Conventional cardiovascular risk assessments may overestimate risk in populations with widespread diabetes screening guidelines

1. Widespread diabetes screening helps to identify asymptomatic patients with preserved renal function and low diabetes-associated cardiovascular risk.

2. New cardiovascular risk stratification strategies are needed given heterogeneous characteristics of patients with type 2 diabetes. 

Evidence Rating Level: 2 (Good) 

Study Rundown: In the last decade, New Zealand Ministry of Health has implemented universal diabetes and cardiovascular risk assessments. The 2019 PREDICT cohort trial captures primary care outcomes after implementation of these screening measures. After the implementation of widespread diabetes screening, the Framingham equation, previously recommended to estimate cardiovascular risk, was shown inadequately estimate risk for individuals with type 2 diabetes. This retrospective cohort study utilizes diabetes-specific outcomes from the PREDICT cohort to improve on the New Zealand Diabetes Cohort Study (NZDCS) specific risk assessment equation. The primary outcomes for cardiovascular risk included ischemic heart disease, cerebrovascular events, and congestive heart failure. Variables included for risk assessment were age, years since diabetes diagnosis, smoking status, HbA1c, renal function, and use of cardiovascular or diabetes drugs. The results of this study provide an improved risk stratification equation, PREDICT-1 Diabetes equation, that better differentiates low-risk from high-risk individuals tailored for those with a diabetes diagnosis. These findings may affect the pharmacologic and non-pharmacologic management of patients with diabetes to optimize their cardiovascular health.

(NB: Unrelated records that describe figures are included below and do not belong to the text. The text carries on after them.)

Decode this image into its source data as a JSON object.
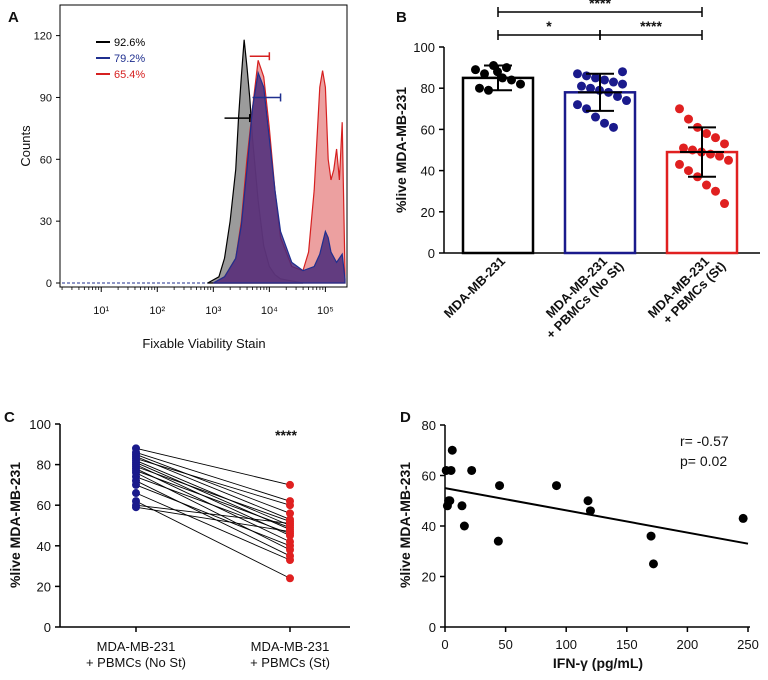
{
  "chart_data": [
    {
      "panel": "A",
      "type": "area",
      "title": "",
      "xlabel": "Fixable Viability Stain",
      "ylabel": "Counts",
      "x_scale": "log",
      "xticks": [
        "10¹",
        "10²",
        "10³",
        "10⁴",
        "10⁵"
      ],
      "yticks": [
        "0",
        "30",
        "60",
        "90",
        "120"
      ],
      "ylim": [
        0,
        130
      ],
      "series": [
        {
          "name": "92.6%",
          "color": "#000000",
          "fill": "#7a7a7a",
          "x": [
            2.9,
            3.1,
            3.2,
            3.3,
            3.4,
            3.45,
            3.5,
            3.55,
            3.6,
            3.65,
            3.7,
            3.8,
            3.9,
            4.0,
            4.1,
            4.2,
            4.4,
            4.6
          ],
          "y": [
            0,
            3,
            12,
            30,
            55,
            80,
            100,
            118,
            105,
            90,
            70,
            40,
            18,
            8,
            4,
            2,
            1,
            0
          ]
        },
        {
          "name": "79.2%",
          "color": "#1f2f8f",
          "fill": "#4a2a7a",
          "x": [
            3.0,
            3.2,
            3.4,
            3.5,
            3.6,
            3.7,
            3.8,
            3.9,
            4.0,
            4.1,
            4.2,
            4.4,
            4.6,
            4.8,
            4.9,
            5.0,
            5.05,
            5.1,
            5.2,
            5.3,
            5.35
          ],
          "y": [
            0,
            3,
            12,
            28,
            55,
            85,
            102,
            95,
            70,
            45,
            25,
            10,
            6,
            8,
            14,
            25,
            22,
            15,
            10,
            14,
            2
          ]
        },
        {
          "name": "65.4%",
          "color": "#d62020",
          "fill": "#e58080",
          "x": [
            3.0,
            3.2,
            3.4,
            3.5,
            3.6,
            3.7,
            3.8,
            3.9,
            4.0,
            4.1,
            4.2,
            4.4,
            4.6,
            4.7,
            4.8,
            4.9,
            4.95,
            5.0,
            5.05,
            5.1,
            5.15,
            5.2,
            5.25,
            5.3,
            5.35
          ],
          "y": [
            0,
            3,
            12,
            30,
            60,
            85,
            108,
            100,
            75,
            45,
            22,
            8,
            6,
            15,
            45,
            95,
            103,
            95,
            60,
            50,
            55,
            65,
            50,
            78,
            5
          ]
        }
      ],
      "gate_bars": [
        {
          "series": "92.6%",
          "x_from": 3.2,
          "x_to": 3.65,
          "y": 80,
          "color": "#000000"
        },
        {
          "series": "79.2%",
          "x_from": 3.7,
          "x_to": 4.2,
          "y": 90,
          "color": "#1f2f8f"
        },
        {
          "series": "65.4%",
          "x_from": 3.65,
          "x_to": 4.0,
          "y": 110,
          "color": "#d62020"
        }
      ]
    },
    {
      "panel": "B",
      "type": "bar",
      "xlabel": "",
      "ylabel": "%live MDA-MB-231",
      "ylim": [
        0,
        100
      ],
      "yticks": [
        "0",
        "20",
        "40",
        "60",
        "80",
        "100"
      ],
      "categories": [
        {
          "line1": "MDA-MB-231",
          "line2": ""
        },
        {
          "line1": "MDA-MB-231",
          "line2": "+ PBMCs (No St)"
        },
        {
          "line1": "MDA-MB-231",
          "line2": "+ PBMCs (St)"
        }
      ],
      "bars": [
        {
          "mean": 85,
          "sd": 6,
          "edge": "#000000",
          "point_color": "#000000",
          "points": [
            89,
            87,
            91,
            85,
            84,
            82,
            80,
            79,
            88,
            90
          ]
        },
        {
          "mean": 78,
          "sd": 9,
          "edge": "#1a1a8c",
          "point_color": "#1a1a8c",
          "points": [
            87,
            86,
            85,
            84,
            83,
            82,
            81,
            80,
            79,
            78,
            76,
            74,
            72,
            70,
            66,
            63,
            61,
            88
          ]
        },
        {
          "mean": 49,
          "sd": 12,
          "edge": "#e02020",
          "point_color": "#e02020",
          "points": [
            70,
            65,
            61,
            58,
            56,
            53,
            51,
            50,
            49,
            48,
            47,
            45,
            43,
            40,
            37,
            33,
            30,
            24
          ]
        }
      ],
      "significance": [
        {
          "from": 0,
          "to": 1,
          "label": "*"
        },
        {
          "from": 1,
          "to": 2,
          "label": "****"
        },
        {
          "from": 0,
          "to": 2,
          "label": "****"
        }
      ]
    },
    {
      "panel": "C",
      "type": "line",
      "xlabel": "",
      "ylabel": "%live MDA-MB-231",
      "ylim": [
        0,
        100
      ],
      "yticks": [
        "0",
        "20",
        "40",
        "60",
        "80",
        "100"
      ],
      "categories": [
        {
          "line1": "MDA-MB-231",
          "line2": "+ PBMCs (No St)"
        },
        {
          "line1": "MDA-MB-231",
          "line2": "+ PBMCs (St)"
        }
      ],
      "annotation": "****",
      "colors": {
        "left": "#1a1a8c",
        "right": "#e02020"
      },
      "pairs": [
        [
          88,
          70
        ],
        [
          86,
          62
        ],
        [
          85,
          56
        ],
        [
          84,
          53
        ],
        [
          83,
          60
        ],
        [
          82,
          50
        ],
        [
          81,
          48
        ],
        [
          80,
          45
        ],
        [
          79,
          52
        ],
        [
          78,
          42
        ],
        [
          77,
          49
        ],
        [
          76,
          38
        ],
        [
          74,
          46
        ],
        [
          72,
          35
        ],
        [
          70,
          40
        ],
        [
          66,
          33
        ],
        [
          62,
          24
        ],
        [
          60,
          51
        ],
        [
          59,
          47
        ]
      ]
    },
    {
      "panel": "D",
      "type": "scatter",
      "xlabel": "IFN-γ (pg/mL)",
      "ylabel": "%live MDA-MB-231",
      "xlim": [
        0,
        250
      ],
      "ylim": [
        0,
        80
      ],
      "xticks": [
        "0",
        "50",
        "100",
        "150",
        "200",
        "250"
      ],
      "yticks": [
        "0",
        "20",
        "40",
        "60",
        "80"
      ],
      "annotations": [
        "r= -0.57",
        "p= 0.02"
      ],
      "points": [
        [
          1,
          62
        ],
        [
          2,
          48
        ],
        [
          3,
          50
        ],
        [
          5,
          62
        ],
        [
          6,
          70
        ],
        [
          4,
          50
        ],
        [
          14,
          48
        ],
        [
          16,
          40
        ],
        [
          22,
          62
        ],
        [
          44,
          34
        ],
        [
          45,
          56
        ],
        [
          92,
          56
        ],
        [
          118,
          50
        ],
        [
          120,
          46
        ],
        [
          170,
          36
        ],
        [
          172,
          25
        ],
        [
          246,
          43
        ]
      ],
      "fit": {
        "x": [
          0,
          250
        ],
        "y": [
          55,
          33
        ]
      }
    }
  ]
}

Click to read the study in The Lancet

Relevant Reading: Cardiovascular disease risk prediction equations in 400 000 primary care patients in New Zealand: a derivation and validation study

In-Depth [retrospective cohort]: This study included 46,625 individuals from the PREDICT type 2 diabetes subcohort, all of whom did not have known cardiovascular disease, heart failure, or substantial renal impairment at time of enrollment. The PREDICT-1 Diabetes equation was developed for sex-specific prediction of first cardiovascular event based on a range of pre-specified variables using a Cox multivariable regression model with linear fit for the majority of factors. The equation was validated by comparing 5-year predicted risk with observed 5-year risk of cardiovascular events, which showed strong calibration of predicted and observed risk especially when compared to the previously recommended NZDCS equation. In the context of widespread screening, the PREDICT-1 equation enables risk stratification of an evolving patient population with largely preserved renal function not currently on glucose-lowering medications, also incorporating sociodemographic information in risk assessment. The limitations of this study center on the relatively narrow New Zealand population and care within a standardized, national healthcare system, limiting applicability of findings to global care settings. Despite this limitation, identifies the need to reassess and adjust risk prediction equations to match the evolving patient population diagnosed with type 2 diabetes. The improved cardiovascular risk assessment offered by the PREDICT-1 trial will help practitioners better identify high-risk patients who would benefit from cardioprotective pharmacotherapy, preventing overtreatment and encouraging more cost-effective care.